[stevieG22]

I have a doubt regarding nitration and sulphonation of phenol.

1]My teacher has given that out of ortho and para, para is major in nitration of phenol, while  solomons and fryle has given in his book that ortho gives  40% yield and para is just 15% . Which is correct ? Which is major under different temperatures? Can you please highlight the concept in it ?

2] In the organic text of solomons & fryle, there is a question  that "in sulphonation of phenols, ortho substituted product is the kinetically controlled product ,  and para substituted is thermodynamically controlled product. Give a reason for this, and hence explain why para substituted product is more stable than the ortho substituted one".
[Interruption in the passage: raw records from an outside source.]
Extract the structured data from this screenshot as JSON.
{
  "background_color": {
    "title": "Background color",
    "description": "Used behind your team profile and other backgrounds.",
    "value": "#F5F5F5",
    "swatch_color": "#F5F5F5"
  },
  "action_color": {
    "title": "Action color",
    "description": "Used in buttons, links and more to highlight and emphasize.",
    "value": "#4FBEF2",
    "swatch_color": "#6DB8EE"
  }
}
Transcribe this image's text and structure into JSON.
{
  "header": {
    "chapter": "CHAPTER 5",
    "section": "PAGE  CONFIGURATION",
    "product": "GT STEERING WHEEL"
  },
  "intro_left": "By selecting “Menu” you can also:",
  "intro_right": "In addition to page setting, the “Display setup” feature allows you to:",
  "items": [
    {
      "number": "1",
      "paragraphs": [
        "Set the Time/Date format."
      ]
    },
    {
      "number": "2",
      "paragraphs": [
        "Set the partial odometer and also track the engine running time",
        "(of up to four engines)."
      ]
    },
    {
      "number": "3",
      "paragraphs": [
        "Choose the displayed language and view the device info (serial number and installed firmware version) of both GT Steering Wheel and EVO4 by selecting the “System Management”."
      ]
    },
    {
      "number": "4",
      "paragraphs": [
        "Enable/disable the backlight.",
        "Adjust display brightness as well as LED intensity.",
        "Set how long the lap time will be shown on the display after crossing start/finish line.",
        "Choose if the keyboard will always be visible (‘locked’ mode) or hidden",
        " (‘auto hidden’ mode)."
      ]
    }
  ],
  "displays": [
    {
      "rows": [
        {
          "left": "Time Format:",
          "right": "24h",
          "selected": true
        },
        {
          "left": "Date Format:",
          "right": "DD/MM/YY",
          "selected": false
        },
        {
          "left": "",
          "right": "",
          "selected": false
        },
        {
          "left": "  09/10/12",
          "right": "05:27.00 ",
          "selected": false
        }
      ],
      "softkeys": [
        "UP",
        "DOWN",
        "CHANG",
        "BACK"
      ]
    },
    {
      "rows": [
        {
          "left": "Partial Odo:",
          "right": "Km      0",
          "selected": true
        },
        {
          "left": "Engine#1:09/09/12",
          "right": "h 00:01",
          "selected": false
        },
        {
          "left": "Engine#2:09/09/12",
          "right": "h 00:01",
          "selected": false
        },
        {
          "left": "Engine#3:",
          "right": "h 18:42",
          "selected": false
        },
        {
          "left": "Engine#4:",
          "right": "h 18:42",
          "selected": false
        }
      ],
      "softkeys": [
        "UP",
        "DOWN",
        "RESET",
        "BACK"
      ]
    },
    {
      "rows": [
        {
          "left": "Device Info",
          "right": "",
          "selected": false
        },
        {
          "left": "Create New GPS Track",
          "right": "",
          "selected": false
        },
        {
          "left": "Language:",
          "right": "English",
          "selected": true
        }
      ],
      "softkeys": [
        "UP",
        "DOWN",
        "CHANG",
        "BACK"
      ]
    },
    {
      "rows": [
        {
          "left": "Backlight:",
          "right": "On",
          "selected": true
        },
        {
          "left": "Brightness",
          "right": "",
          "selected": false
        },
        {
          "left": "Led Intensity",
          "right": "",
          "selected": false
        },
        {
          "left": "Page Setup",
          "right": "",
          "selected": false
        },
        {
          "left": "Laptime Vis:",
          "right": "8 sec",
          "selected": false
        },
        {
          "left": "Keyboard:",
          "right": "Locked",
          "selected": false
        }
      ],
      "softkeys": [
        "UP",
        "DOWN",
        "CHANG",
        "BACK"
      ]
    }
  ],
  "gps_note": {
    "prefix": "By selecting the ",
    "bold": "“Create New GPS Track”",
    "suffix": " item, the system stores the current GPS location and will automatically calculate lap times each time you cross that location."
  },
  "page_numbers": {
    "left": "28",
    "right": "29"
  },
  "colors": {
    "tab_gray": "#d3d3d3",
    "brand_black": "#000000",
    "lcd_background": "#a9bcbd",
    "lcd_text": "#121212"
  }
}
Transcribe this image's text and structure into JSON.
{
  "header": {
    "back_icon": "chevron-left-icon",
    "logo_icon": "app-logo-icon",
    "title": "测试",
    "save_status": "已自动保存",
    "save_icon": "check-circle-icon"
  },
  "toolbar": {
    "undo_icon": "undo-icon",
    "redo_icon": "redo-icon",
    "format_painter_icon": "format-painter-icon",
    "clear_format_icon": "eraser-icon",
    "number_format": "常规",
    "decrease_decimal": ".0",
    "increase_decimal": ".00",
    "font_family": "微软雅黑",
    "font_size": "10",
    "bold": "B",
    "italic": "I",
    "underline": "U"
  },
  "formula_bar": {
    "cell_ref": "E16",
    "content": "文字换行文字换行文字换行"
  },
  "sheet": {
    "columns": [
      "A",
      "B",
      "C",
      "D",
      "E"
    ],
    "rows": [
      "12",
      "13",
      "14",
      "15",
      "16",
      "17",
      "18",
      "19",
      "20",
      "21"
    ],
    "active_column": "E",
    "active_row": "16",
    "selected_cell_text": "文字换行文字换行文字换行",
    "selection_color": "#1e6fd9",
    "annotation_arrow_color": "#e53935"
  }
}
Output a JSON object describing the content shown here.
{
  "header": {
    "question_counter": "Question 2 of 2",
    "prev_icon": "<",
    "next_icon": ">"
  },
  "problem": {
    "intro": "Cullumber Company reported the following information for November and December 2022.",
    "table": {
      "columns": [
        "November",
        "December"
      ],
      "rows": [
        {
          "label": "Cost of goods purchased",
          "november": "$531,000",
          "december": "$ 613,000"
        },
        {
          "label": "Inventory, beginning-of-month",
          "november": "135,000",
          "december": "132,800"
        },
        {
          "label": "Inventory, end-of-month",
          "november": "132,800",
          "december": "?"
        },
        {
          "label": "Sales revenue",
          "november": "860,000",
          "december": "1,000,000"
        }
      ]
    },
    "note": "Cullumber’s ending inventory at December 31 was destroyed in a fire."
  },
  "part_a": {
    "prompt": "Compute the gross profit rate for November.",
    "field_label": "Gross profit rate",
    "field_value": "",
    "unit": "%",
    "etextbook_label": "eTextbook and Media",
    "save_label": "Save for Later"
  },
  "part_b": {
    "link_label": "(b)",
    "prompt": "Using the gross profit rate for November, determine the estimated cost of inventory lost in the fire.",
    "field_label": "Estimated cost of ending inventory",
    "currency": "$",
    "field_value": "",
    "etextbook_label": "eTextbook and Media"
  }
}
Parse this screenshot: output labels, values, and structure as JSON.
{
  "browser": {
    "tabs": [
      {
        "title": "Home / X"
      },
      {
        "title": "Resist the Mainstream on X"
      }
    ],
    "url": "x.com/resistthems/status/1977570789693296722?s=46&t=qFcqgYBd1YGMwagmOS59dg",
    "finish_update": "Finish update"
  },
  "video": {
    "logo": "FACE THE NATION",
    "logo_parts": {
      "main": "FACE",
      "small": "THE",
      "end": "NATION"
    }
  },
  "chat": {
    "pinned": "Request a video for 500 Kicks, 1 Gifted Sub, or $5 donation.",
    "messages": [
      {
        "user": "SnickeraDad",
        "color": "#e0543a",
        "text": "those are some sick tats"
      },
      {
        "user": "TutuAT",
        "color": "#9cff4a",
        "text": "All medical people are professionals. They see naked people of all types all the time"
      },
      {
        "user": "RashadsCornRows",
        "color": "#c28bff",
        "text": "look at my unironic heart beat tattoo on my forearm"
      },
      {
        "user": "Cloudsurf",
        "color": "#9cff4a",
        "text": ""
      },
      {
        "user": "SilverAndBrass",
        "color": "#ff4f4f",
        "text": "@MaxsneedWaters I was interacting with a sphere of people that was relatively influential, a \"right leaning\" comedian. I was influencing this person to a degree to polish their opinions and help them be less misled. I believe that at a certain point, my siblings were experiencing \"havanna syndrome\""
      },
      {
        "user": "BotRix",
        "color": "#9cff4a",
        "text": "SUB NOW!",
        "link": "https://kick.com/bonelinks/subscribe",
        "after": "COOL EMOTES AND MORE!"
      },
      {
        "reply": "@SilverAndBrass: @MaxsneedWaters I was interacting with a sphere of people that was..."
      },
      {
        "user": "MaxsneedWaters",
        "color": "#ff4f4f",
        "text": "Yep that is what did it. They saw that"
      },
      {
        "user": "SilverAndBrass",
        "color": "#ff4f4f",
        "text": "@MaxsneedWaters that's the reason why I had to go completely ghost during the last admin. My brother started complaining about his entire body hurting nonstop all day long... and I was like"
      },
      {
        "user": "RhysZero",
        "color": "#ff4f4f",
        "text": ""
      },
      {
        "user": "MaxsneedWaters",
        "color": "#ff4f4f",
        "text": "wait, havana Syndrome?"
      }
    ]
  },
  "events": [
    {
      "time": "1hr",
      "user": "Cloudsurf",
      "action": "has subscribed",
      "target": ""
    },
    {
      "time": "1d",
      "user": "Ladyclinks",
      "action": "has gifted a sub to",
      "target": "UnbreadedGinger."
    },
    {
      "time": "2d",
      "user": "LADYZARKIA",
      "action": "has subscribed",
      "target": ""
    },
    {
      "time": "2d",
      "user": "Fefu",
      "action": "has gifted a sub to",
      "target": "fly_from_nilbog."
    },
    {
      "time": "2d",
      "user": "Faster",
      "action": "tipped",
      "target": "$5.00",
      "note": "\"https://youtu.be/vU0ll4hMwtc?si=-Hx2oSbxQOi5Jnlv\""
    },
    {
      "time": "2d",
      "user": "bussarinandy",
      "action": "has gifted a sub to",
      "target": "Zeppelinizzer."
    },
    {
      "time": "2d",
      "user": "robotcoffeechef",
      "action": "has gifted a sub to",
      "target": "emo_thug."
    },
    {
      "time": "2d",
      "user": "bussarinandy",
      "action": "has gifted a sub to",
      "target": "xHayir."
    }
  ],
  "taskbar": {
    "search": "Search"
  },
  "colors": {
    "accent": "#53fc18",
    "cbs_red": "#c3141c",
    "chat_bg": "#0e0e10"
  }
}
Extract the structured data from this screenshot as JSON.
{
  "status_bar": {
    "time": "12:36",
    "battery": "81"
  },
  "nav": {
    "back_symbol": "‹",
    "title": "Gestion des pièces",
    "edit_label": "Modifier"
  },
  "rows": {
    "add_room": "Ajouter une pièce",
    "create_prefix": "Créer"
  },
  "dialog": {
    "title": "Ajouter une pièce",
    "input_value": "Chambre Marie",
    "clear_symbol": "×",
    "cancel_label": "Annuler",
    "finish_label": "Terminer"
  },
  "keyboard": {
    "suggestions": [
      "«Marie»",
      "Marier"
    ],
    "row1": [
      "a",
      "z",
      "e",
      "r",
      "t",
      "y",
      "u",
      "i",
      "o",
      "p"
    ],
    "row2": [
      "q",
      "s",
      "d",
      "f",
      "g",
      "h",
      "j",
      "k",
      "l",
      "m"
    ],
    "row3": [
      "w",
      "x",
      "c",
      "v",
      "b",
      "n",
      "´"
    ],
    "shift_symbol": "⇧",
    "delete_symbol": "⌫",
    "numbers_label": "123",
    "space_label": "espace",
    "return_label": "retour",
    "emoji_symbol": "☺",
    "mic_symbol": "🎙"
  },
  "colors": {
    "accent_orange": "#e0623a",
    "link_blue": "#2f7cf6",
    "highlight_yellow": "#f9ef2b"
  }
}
I am studying undergraduate level, hence i expect sought of  theoritical answers. Thanx for the help in advance  

[g-bones]

is it possible that it is some kind of directing type interaction with the hydrogen phenol (which infers it is unprotonated (-OH) but would likely be in equilibrium with the protonated form (-OH2+), however the protonated form likely doesnt  sulfonate or nitrate since the lone pair used to activate the phenol toward EAS is tied up) and the electrophile to direct it toward the ortho position so the activation barrier isnt as high but the final energy of the product is still higher than the para substituted product due to steric/electrostatic repulsions of the ortho isomer?

[orgopete]

I seem to recall that I saw someone say that there aren't any rules for predicting the o/p ratios. In this case, the major product is the ortho-nitrophenol. I acylated anisole with a number of acid chlorides and they gave the para product in high regioselectivity.